Roman de Jonathan Coe.
À sa mort, Rosamund laisse une confession enregistrée. Ses propos s’appuient sur vingt photos méticuleusement choisies et décrites, adressés à la mystérieuse Imogen. Gill, la nièce de Rosamund, est chargée de la retrouver. Elle écoute l’enregistrement qui retrace par touches l’histoire de toute une vie, de plusieurs vies. Au fil des mots, elle découvre des secrets de famille, des erreurs et des abandons. À son oreille, la vérité d’une lignée de femmes incapables d’être des mères pour leur fille se fait entendre. Beatrix, cousine et sœur de cœur de Rosamund, Thea, la fille de Beatrix et enfin Imogen sont des femmes à qui Rosamund a tenté d’offrir un amour qui a toujours été accueilli avec indifférence, mépris ou calcul.
Chaque photo décrite est le prétexte à des descriptions plus larges de l’époque, de la situation familiale et à une plongée toujours plus précise dans des souvenirs qui appellent des anecdotes et des révélations. Le discours de Rosamund est si puissant qu’il replonge le lecteur – ou l’auditeur – dans des évènements historiques ou des atmosphères désuètes. L’évacuation des enfants anglais vers les campagnes pendant la seconde guerre mondiale est l’élément historique grâce auquel tout commence. Rosamund est envoyée chez son oncle et sa tante dans le Shropshire et c’est là qu’elle se lie si intimement et durablement à sa cousine Beatrix.
La chronologie en images se déplace en différents lieux, de la campagne anglaise au Saskatchewan en passant par l’Auvergne. C’est toute une famille, composée d’êtres récurrents et de personnes qui ne font que passer, qui se dévoile sous les mots de Rosamund. On découvre la vie amoureuse agitée de Beatrix, la vie amoureuse décalée de Rosamund, la vie amoureuse ratée de Thea.

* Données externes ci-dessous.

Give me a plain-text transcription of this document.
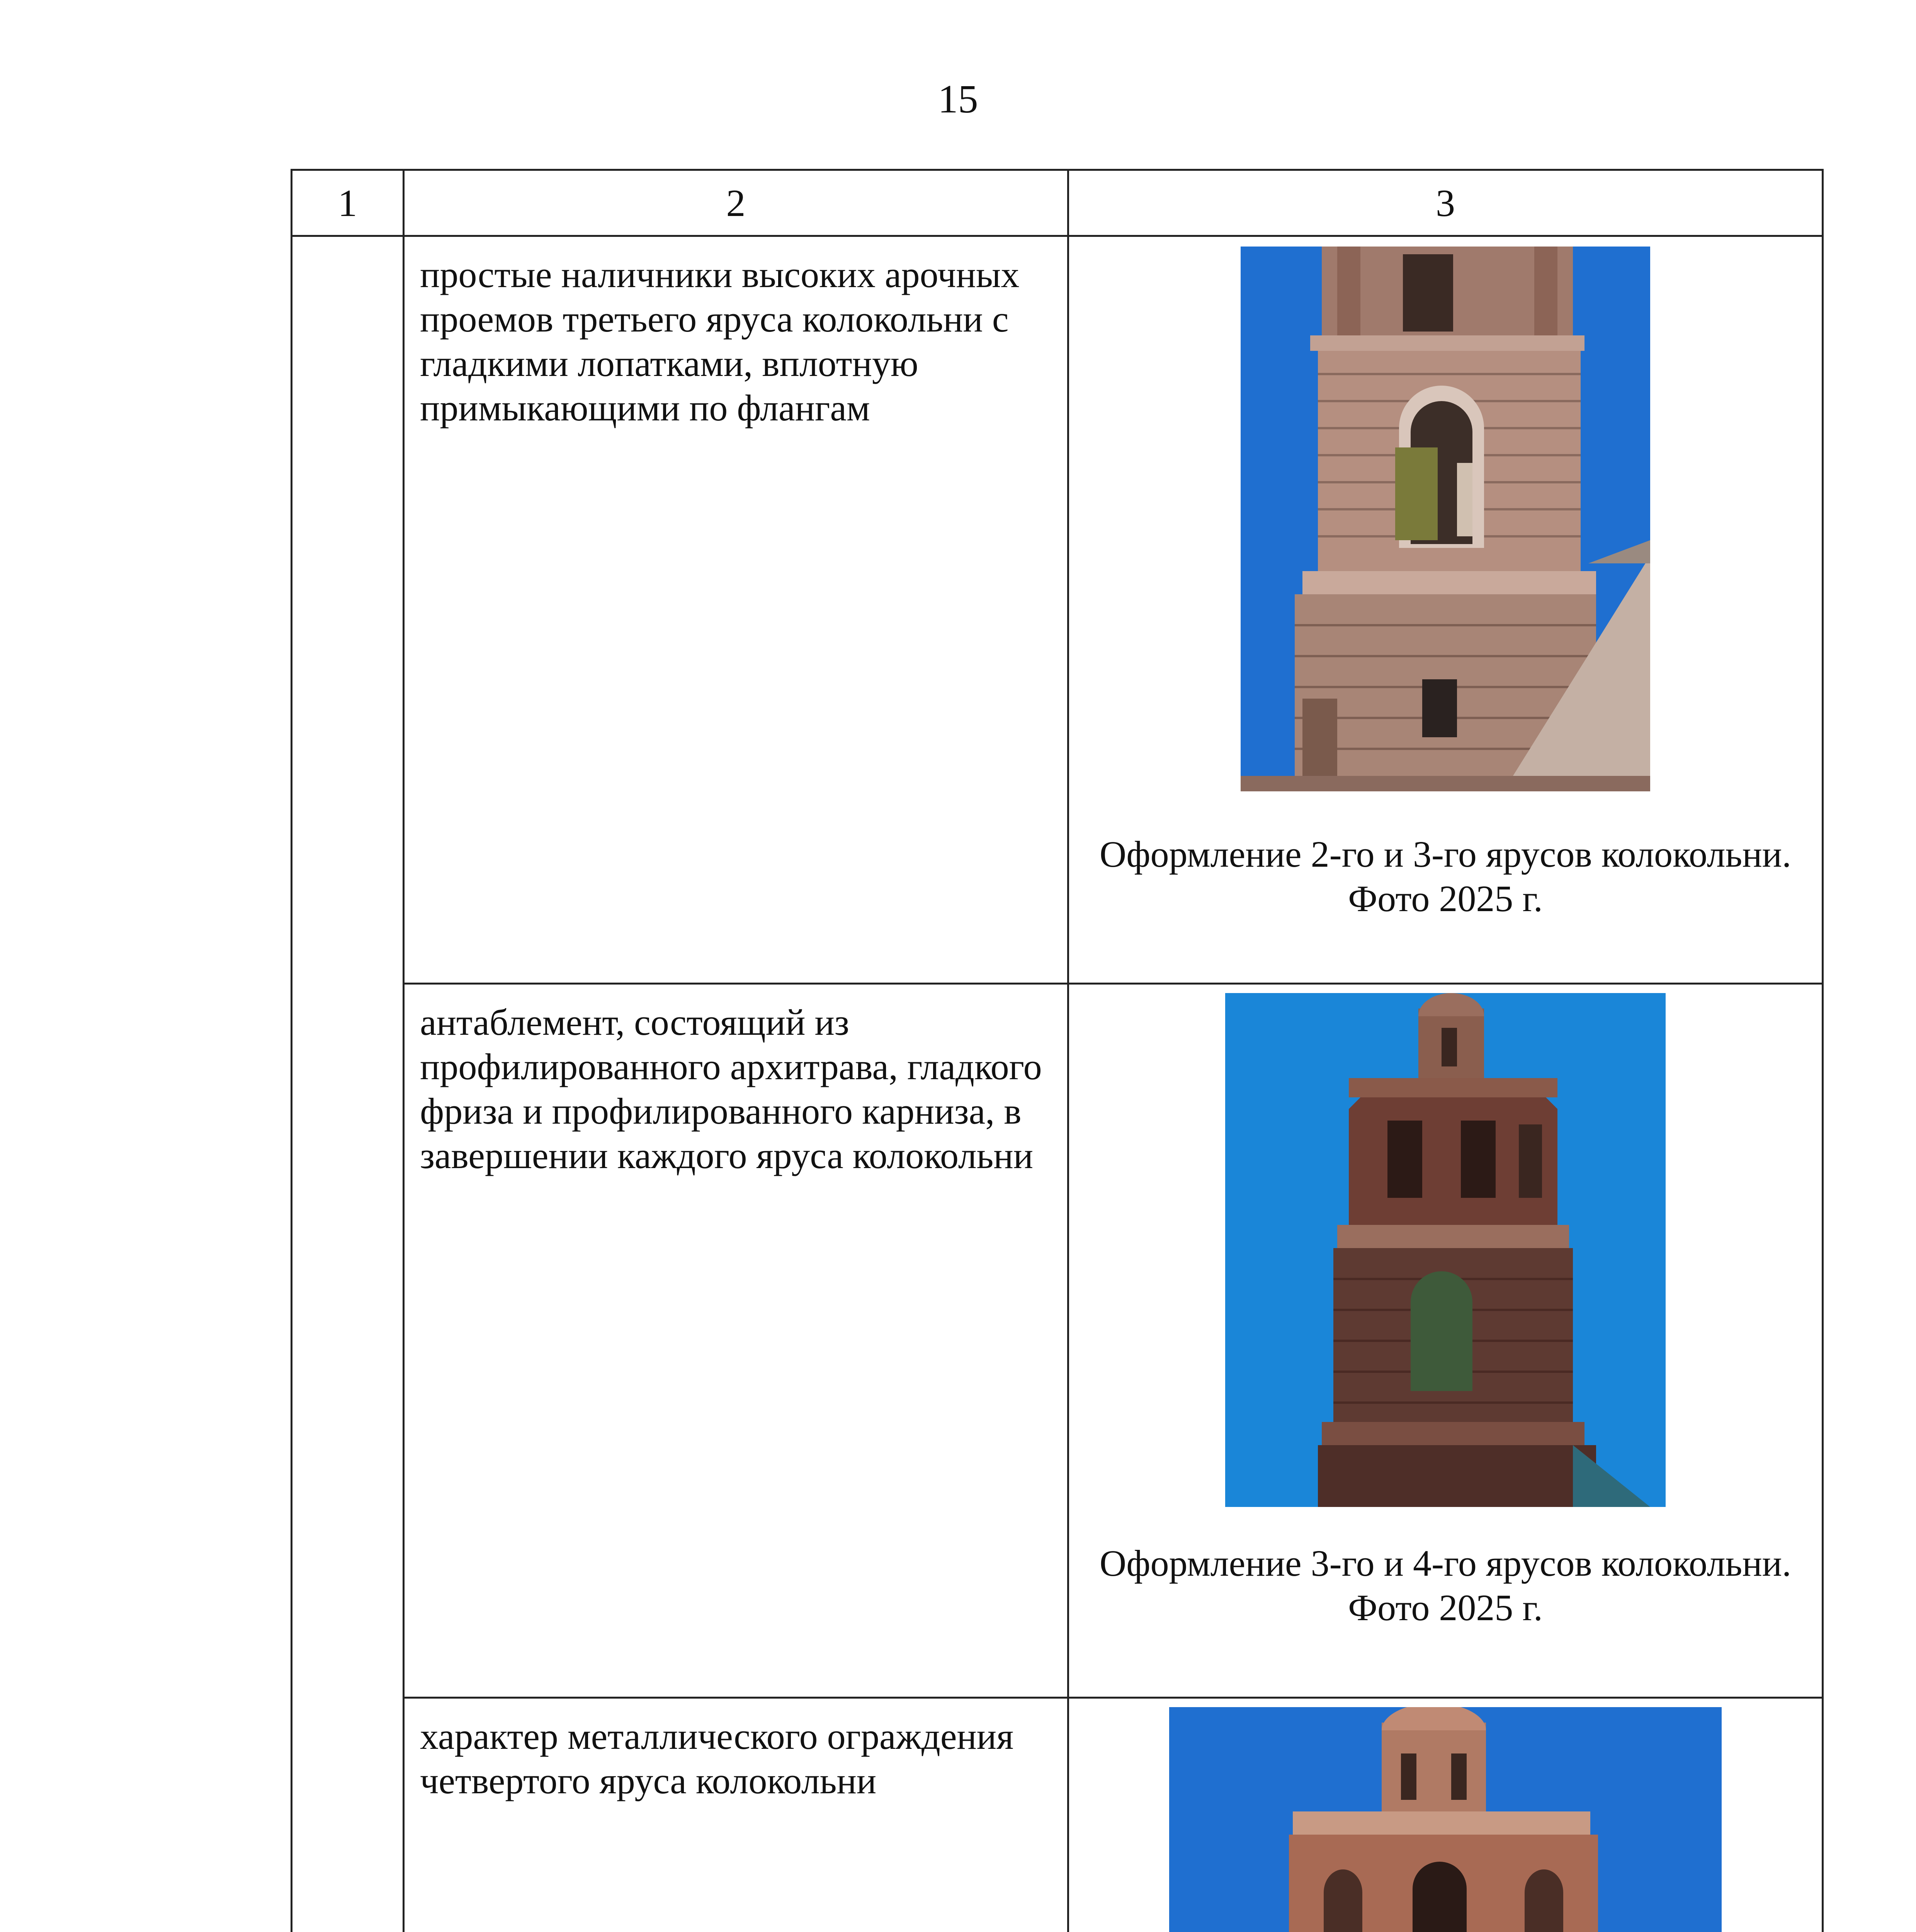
15
1	2	3

	простые наличники высоких арочных проемов третьего яруса колокольни с гладкими лопатками, вплотную примыкающими по флангам	Оформление 2-го и 3-го ярусов колокольни.
Фото 2025 г.

	антаблемент, состоящий из профилированного архитрава, гладкого фриза и профилированного карниза, в завершении каждого яруса колокольни	Оформление 3-го и 4-го ярусов колокольни.
Фото 2025 г.

	характер металлического ограждения четвертого яруса колокольни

Toute à sa confession, Rosamund n’en oublie pas d’être lucide. Comment parler d’images à une aveugle ? Comment lui faire entendre ce qu’elle ne peut voir ? Rosamund se méfie des photographies et de leur capacité de tromper ceux qui les regardent. « Comme c’est trompeur une photo. On dit que la mémoire nous joue des tours. Mais pas autant qu’une photo selon moi. » (p. 195) « Sur les photos, tout le monde sourit, c’est même pour ça qu’il ne faut jamais leur faire confiance. » (p. 211)
La confession de Rosamund est un soulagement et un devoir enfin accompli : « La seule chose qui m’importe à ce stade, c’est de faire mon devoir, de payer la dette, de te rendre ce qui t’est dû. » (p. 224) Qui est Imogen ? Pourquoi a-t-elle disparu de la famille ? Quel secret entoure sa cécité ? Autant de questions qui trouvent leur réponse à chaque photo. Les dernières révélations sont livrées à la toute fin du livre dans une lettre rédigée par un personnage auquel on ne s’attend absolument pas.
Le testament enregistré – parce que c’en est un – est aussi l’expression d’un cruel sentiment de solitude. Rosamund, entre Rebecca et Ruth, n’a pas été pleinement heureuse en amour. Il lui a manqué une famille et toutes ses tentatives pour en former une ont avorté. Proche des enfants de sa famille, nièces et neveux, Rosamund vieillit et meurt néanmoins dans une solitude assourdissante, au son des Chants d’auvergne de Canteloube.
La pluie avant qu’elle tombe, c’est un nuage noir prêt à éclater, un signe avant-coureur d’un désastre. La note introductive du livre dit que « le titre de ce roman est emprunté à une composition de Michael Gibbs. » (p. 9)
La facture de ce roman est originale et intelligente. Les propos de Rosamund sont exprimés à la première personne. La vieille femme se charge elle-même de sa confession. Ce qui reste du récit et qui n’est pas l’enregistrement de Rosamund est livré à la troisième personne par un narrateur neutre. La parole et l’oralité sont au centre de ce roman. Les phrases sont courtes et claires. L’épanorthose est largement présente dans les propos de Rosamund qui, au seuil de la mort, assume et revendique sa confession.
J’ai été très touchée par ce livre, par la mélopée de Rosamund et l’histoire bouleversante d’une famille comme les autres, ou presque.